Nova turma de q-graders
Declarando respeitar os protocolos sanitários, a BSCA voltou a promover cursos de formação de q-graders, que não eram ministrados desde 2019 em função da pandemia de Covid-19. “Já foram fechadas duas turmas e a terceira ainda possui vagas em aberto [para maio]”, anunciou a associação. As aulas serão realizadas na sede de Varginha (MG).
Formada como q-grader, Teresa Costa argumenta que o degustador de café está “sendo a cada dia mais procurado no mercado de trabalho, e o certificado é um pré-requisito exigido com frequência”. Ela recomenda, porém, preparação prévia a quem for se inscrever. Para Costa, o curso de seis dias foi uma das experiências mais extenuantes que enfrentou.

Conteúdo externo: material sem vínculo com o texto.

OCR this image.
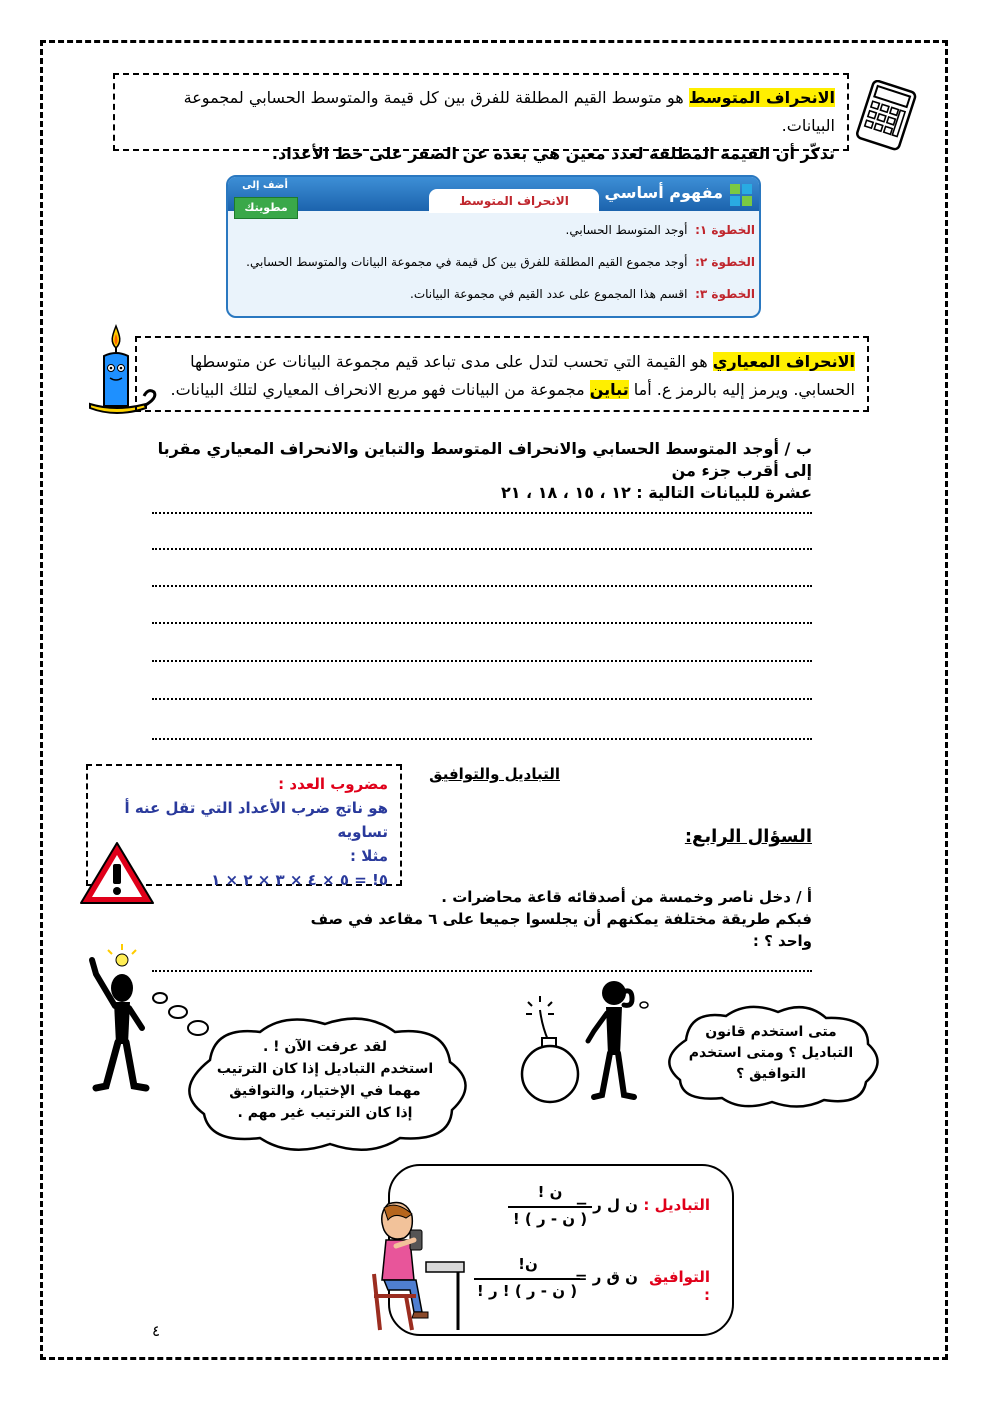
الانحراف المتوسط هو متوسط القيم المطلقة للفرق بين كل قيمة والمتوسط الحسابي لمجموعة البيانات.
تذكّر أن القيمة المطلقة لعدد معين هي بعده عن الصفر على خط الأعداد.
أضف إلى
مطويتك
مفهوم أساسي
الانحراف المتوسط
الخطوة ١:  أوجد المتوسط الحسابي.
الخطوة ٢:  أوجد مجموع القيم المطلقة للفرق بين كل قيمة في مجموعة البيانات والمتوسط الحسابي.
الخطوة ٣:  اقسم هذا المجموع على عدد القيم في مجموعة البيانات.
الانحراف المعياري هو القيمة التي تحسب لتدل على مدى تباعد قيم مجموعة البيانات عن متوسطها
الحسابي. ويرمز إليه بالرمز ع. أما تباين مجموعة من البيانات فهو مربع الانحراف المعياري لتلك البيانات.
ب / أوجد المتوسط الحسابي والانحراف المتوسط والتباين والانحراف المعياري مقربا إلى أقرب جزء من
عشرة للبيانات التالية : ١٢ ، ١٥ ، ١٨ ، ٢١
التباديل والتوافيق
مضروب العدد :
هو ناتج ضرب الأعداد التي تقل عنه أ تساويه
مثلا :
٥! = ٥ × ٤ × ٣ × ٢ × ١
السؤال الرابع:
أ / دخل ناصر وخمسة من أصدقائه قاعة محاضرات .
فبكم طريقة مختلفة يمكنهم أن يجلسوا جميعا على ٦ مقاعد في صف واحد ؟ :
لقد عرفت الآن ! .
استخدم التباديل إذا كان الترتيب
مهما في الإختيار، والتوافيق
إذا كان الترتيب غير مهم .
متى استخدم قانون
التباديل ؟ ومتى استخدم
التوافيق ؟
التباديل :
ن ل ر =
ن !
( ن - ر ) !
التوافيق :
ن ق ر =
ن!
( ن - ر ) ! ر !
٤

Lyvia Camargo, que também atua como instrutora da BSCA, conta que a taxa de aprovação para quem tenta pela primeira vez mal chega aos 50%. Nos três primeiros dias, os alunos recebem treinamentos para depois serem textados em exames baseados na metodologia da Specialty Coffee Association (SCA).
“Não é um investimento barato. E quem fica de dependência têm de pagar novamente”, previne. Para membros, a formação custa R$ 7,6 mil. Para quem não tem vínculos com a associação, sai por R$ 8.370.